In total, Iowa landed four offensive linemen and three of them are rated as 4-star athletes by Rivals and 247 Sports. From a purely physical standpoint, the Hawkeyes added some maulers. Across the board, they measure in at 6’5” 290, 6’6” 275, 6’6” 305 and 6’6” 290. As high schoolers. That’s incredible.
Better yet, they back it up on the film. This groups is going to be serving up more pancakes than it takes to feed them.
Defensive Line: B+
Iowa is built in the trenches and as we saw this year, having a strong defensive line really opens things up for Phil Parker’s defense. This class saw a total of four defensive linemen commit based on current projects and that’s how we’ll grade them.
As they stand, it’s a solid group, all of whom are rated 3-stars by Rivals and 247 Sports. The one sticking point right now is the makeup. The class features three prospects listed s defensive ends with just Bettendorf native Griffin Liddle listed as a tackle. Liddle is a high end 3-star who frankly could have had a 4th, but Iowa is losing Jack Helfin and Austin Schulte to graduation this year and will almost certainly lose Daviyon Nixon to the NFL draft. Kelvin Bell’s group needs some more beef in the middle and could have used another body here it would seem.
Where defensive tackle seems one body short, linebacker may be a body too many. Iowa took four commits here as well, despite playing a substantial amount of 4-2-5 defense the last few seasons. However, reading between the lines a bit, we could see some position changes here.
The headliner in this group is 4-star Minnesota native Justice Sullivan. The Iowa State legacy has an incredible backstory but also played a lot of his high school career with his hand on the ground. Given his frame, we could see him slide up to the defensive line in Iowa City.
That line of thinking is supported by the late addition of Iowa Falls native Karson Sharar just last week. Sharar is one of three Iowans to sign in this group, including Jaden Harrell and Zach Twedt. Twedt is another interesting case given his frame and offensive playmaking as a prep. He’s one to watch for a potential try out if Iowa indeed goes without a tight end this cycle.
Overall, this is a group of really talented linebackers with a good mix of coverage ability and run stuffing potential.
Defensive Back: C+
And finally, the defensive backs have a mixed grade here. Iowa is losing Matt Hankins to graduation this year and already saw a number of players in the room depart due to transfers this fall.

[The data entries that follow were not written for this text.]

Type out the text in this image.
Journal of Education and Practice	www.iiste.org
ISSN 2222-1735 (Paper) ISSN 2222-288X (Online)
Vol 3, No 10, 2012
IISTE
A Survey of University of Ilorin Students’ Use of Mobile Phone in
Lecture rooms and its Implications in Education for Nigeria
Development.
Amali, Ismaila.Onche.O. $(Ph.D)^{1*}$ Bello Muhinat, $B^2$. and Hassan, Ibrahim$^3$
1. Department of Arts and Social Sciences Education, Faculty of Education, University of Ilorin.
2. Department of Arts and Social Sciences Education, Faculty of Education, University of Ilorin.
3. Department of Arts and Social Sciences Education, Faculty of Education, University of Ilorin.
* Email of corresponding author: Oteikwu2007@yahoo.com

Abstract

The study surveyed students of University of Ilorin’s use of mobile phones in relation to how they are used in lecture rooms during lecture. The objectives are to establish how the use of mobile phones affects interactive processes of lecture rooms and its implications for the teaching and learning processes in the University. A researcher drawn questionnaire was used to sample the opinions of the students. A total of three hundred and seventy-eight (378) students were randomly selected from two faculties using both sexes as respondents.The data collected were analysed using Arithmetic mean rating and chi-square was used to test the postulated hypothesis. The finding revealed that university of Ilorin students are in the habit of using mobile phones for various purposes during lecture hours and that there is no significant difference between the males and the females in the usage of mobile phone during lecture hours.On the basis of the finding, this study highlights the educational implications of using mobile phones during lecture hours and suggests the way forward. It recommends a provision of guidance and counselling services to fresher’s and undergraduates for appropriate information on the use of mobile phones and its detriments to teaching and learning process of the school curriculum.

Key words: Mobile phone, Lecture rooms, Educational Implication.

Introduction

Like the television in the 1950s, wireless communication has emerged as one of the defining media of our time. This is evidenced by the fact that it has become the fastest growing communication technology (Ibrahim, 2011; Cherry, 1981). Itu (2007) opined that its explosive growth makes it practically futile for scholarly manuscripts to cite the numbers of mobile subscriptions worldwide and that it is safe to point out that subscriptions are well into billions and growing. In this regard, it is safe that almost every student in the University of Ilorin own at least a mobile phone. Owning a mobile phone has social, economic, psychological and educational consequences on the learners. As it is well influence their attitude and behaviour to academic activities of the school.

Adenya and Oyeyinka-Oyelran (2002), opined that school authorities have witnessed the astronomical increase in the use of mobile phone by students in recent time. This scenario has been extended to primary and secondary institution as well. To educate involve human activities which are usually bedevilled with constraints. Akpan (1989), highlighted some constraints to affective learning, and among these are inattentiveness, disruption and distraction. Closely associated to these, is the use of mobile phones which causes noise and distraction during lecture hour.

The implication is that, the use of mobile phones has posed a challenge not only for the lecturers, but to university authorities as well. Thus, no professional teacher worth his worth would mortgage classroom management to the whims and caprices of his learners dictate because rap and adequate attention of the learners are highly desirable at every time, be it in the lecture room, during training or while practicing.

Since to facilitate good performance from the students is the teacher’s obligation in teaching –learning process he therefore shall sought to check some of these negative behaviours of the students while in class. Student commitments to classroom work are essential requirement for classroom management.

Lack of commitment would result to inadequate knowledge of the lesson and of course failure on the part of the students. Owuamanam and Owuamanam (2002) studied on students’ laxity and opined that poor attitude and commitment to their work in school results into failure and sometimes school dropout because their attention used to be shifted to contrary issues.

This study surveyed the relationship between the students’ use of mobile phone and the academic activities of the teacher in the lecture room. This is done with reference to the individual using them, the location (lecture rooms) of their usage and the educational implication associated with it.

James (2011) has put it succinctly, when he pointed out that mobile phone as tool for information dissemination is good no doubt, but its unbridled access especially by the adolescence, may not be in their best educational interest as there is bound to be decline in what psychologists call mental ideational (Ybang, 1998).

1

Despite the need for depth, Phil Parker only added one commit in the early signing period.
That one commit was a high quality one with Ida Grove native Cooper DeJean. DeJean’s film is one of the most impressive you’ll see and will have you wondering if he should end up on offense. At the end of the day, however, he’s likely to end up as a safety for the Hawkeyes.
But Iowa is yet to sign a cornerback in the class, which feels like the more timely need for the depth chart. We’ve learned to never doubt Phil Parker and always count on his late cycle find so we’ll continue to do that here. Until then, this grade is tracking lower than we’ve come to expect.
Overall, it’s hard not to give this class really high marks. It’s likely going to end up as the highest rated class in 15 years for Iowa and it has a great combination of star power on the offensive line and incredible athleticism at some of the skill positions. However, it is lacking at a few key positions. If the Hawkeyes can land a quality RB, CB and potentially find a tight end and defensive tackle in the late period, this will be a remarkable recruiting class for Iowa.